Explains its CEO Adityo Prakash: “AI has a data problem with which the pharmaceutical industry has not yet come to terms.

“So far, the industry has managed to generate experimental data for fewer than ten million distinct chemicals out of an astounding total of a billion trillion trillion unique drug-like compounds that can be synthesized under the rules of organic chemistry.

“Compare that number to 10 million and you see we’re not even fishing in a tide pool next to the ocean. We’re fishing in a droplet.”

It claims it is “navigating unchartered waters” in the pursuit of entirely new drug molecules with unique therapeutic properties.

Verseon’s Innovative approach

Its key point of difference is that most other drug development companies only train their AI on existing experimental data.

The result is that new ‘drug discoveries’ in the pharma industry are, more often than not, modifications of existing structures rather than new compounds.

Prakash warns: “It is virtually impossible for current AI approaches to find breakthrough novel drugs unaided.”

Already, it has developed 16 new drug candidates across eight major disease areas in the last five years – a pace of development Prakash describes as “unthinkable in the pharma paradigm”.

All are completely novel chemicals which could not be found using the trial-and-error method.

The areas in which the drugs, now in clinical trials, include diabetes, cancer, heart attacks and strokes.

The three most advanced drug candidates alone have an addressable market of USD200 billion a year, says Verseon.

It is not alone in ploughing a furrow in this exciting new space

There are a number of companies which are harnessing AI in different ways to come up with new drugs to tackle the biggest diseases.

San Francisco based Atomwise has raised close to USD200 million so far in funding. It has developed a machine learning-based discovery engine that “combines the power of convolutional neural networks with massive chemical libraries” to discover new small molecule medicines.

UK-based Exscientia is “actively applying AI to precision engineer medicines more rapidly and efficiently”.

Insilico Medicine, meanwhile, based in Hong Kong, describes itself as “on a mission to accelerate drug discovery and development by leveraging our rapidly evolving, proprietary Pharma.AI platform across biology, chemistry and clinical development.”

Regulatory Hurdles and the Future

As ever in the world of life sciences, regulatory hurdles can be slow and laborious to leap – all of which puts a constant strain as R&D so often comfortably outstrips revenues.
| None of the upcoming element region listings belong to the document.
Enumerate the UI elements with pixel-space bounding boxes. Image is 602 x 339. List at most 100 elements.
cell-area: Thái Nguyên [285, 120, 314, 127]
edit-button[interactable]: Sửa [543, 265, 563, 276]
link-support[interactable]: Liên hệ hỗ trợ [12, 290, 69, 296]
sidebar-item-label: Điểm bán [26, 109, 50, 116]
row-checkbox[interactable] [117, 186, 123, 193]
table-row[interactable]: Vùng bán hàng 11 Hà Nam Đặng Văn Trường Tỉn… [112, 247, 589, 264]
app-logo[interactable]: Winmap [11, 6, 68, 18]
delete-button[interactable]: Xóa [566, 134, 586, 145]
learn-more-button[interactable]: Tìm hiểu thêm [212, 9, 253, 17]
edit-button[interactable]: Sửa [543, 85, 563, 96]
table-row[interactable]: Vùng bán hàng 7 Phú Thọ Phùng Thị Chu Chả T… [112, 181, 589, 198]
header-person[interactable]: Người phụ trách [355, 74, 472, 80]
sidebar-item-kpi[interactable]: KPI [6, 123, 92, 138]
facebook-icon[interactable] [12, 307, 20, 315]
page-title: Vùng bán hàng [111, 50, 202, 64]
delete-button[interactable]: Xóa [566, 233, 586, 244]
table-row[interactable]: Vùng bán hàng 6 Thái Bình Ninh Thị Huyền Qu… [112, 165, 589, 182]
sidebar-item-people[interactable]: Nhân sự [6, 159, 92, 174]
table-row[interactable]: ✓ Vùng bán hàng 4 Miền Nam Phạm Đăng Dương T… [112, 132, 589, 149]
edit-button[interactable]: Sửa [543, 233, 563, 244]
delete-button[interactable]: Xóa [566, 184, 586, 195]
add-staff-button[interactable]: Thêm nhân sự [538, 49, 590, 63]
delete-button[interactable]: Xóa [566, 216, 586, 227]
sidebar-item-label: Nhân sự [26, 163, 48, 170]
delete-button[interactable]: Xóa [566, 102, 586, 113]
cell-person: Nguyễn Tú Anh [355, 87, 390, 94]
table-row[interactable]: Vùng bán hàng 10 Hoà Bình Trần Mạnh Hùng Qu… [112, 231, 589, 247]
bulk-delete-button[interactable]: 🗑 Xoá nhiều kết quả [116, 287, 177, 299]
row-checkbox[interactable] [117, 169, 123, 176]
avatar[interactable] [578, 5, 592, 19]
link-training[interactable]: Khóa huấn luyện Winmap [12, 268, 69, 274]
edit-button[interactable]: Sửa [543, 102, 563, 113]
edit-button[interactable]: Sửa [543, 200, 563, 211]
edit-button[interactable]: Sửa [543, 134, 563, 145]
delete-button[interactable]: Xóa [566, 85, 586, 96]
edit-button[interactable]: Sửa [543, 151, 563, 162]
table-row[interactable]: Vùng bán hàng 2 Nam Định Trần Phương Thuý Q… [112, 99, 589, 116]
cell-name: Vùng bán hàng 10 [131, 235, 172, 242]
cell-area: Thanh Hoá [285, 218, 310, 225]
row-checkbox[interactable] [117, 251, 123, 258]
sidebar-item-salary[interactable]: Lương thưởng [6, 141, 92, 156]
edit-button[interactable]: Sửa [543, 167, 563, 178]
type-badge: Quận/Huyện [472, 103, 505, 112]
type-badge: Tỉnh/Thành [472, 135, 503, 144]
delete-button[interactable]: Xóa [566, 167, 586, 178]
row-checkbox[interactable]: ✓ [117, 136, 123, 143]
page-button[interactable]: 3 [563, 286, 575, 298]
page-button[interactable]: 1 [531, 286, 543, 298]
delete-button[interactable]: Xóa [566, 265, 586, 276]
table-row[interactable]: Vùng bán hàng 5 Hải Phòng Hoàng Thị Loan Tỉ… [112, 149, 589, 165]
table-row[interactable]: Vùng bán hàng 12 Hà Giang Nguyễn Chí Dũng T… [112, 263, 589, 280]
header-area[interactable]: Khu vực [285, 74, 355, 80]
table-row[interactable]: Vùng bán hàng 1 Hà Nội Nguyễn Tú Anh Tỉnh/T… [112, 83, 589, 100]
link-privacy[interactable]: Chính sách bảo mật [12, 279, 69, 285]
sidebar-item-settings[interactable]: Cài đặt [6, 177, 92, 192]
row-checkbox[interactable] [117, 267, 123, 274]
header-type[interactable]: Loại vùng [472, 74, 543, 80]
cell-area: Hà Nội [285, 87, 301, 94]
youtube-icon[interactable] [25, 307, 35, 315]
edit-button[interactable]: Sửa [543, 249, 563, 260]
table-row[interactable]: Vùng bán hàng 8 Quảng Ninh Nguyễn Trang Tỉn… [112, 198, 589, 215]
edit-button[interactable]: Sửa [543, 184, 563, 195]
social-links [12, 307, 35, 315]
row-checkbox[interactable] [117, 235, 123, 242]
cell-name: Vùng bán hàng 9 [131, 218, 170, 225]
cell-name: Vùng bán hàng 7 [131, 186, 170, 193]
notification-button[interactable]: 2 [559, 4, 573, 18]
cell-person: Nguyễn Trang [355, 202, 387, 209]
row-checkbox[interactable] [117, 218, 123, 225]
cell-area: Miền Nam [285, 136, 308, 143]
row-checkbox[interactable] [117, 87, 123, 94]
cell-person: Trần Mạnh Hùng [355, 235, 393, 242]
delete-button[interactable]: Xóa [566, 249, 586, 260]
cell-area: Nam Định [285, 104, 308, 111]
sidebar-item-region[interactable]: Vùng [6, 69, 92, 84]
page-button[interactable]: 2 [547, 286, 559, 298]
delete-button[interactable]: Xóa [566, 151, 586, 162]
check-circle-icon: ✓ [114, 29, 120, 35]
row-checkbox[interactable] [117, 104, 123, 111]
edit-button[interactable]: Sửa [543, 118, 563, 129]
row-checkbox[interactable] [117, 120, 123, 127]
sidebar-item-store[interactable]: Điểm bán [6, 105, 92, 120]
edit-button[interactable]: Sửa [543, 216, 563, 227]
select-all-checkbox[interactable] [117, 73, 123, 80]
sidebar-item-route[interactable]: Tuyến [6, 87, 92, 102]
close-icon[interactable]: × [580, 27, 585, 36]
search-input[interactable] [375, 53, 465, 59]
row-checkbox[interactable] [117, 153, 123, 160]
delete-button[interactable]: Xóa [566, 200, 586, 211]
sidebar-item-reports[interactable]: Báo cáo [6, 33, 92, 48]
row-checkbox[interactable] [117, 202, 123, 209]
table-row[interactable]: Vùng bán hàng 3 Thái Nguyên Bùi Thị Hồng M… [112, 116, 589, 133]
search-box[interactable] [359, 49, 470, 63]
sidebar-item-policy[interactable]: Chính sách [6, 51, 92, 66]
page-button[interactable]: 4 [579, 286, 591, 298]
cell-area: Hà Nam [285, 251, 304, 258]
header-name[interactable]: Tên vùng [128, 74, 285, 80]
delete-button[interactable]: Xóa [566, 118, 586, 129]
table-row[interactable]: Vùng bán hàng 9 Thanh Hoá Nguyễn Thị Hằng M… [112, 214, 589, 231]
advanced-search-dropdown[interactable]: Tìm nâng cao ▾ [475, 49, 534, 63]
These new approaches do not affect the clinical trials process but they do create the ability to find totally new novel drugs that could transform how we manage global healthcare.

Yet the potential, if they deliver, could be as close to a miracle as modern science can currently deliver.

CONCLUSION

As global life expectancy continues to grow – experts suspect the first person to live to 150 has already been born – the need to deliver a quality of life in older age is growing.

Not to mention a need to finally tackle some of the biggest killers – such as cancer, heart disease and diabetes. Breakthroughs in all these healthcare challenges would ease suffering and alleviate pressure on healthcare systems.

The potential returns for investors are enormous and using AI in these novel ways can mitigate risk greatly which has been one of the biggest hurdles in this space. The delay as the results go to the testing stage and undertake the regulatory steps, potentially can be shortened as another major benefit. All the while, companies need to keep alert to the balance books as R&D consumes money.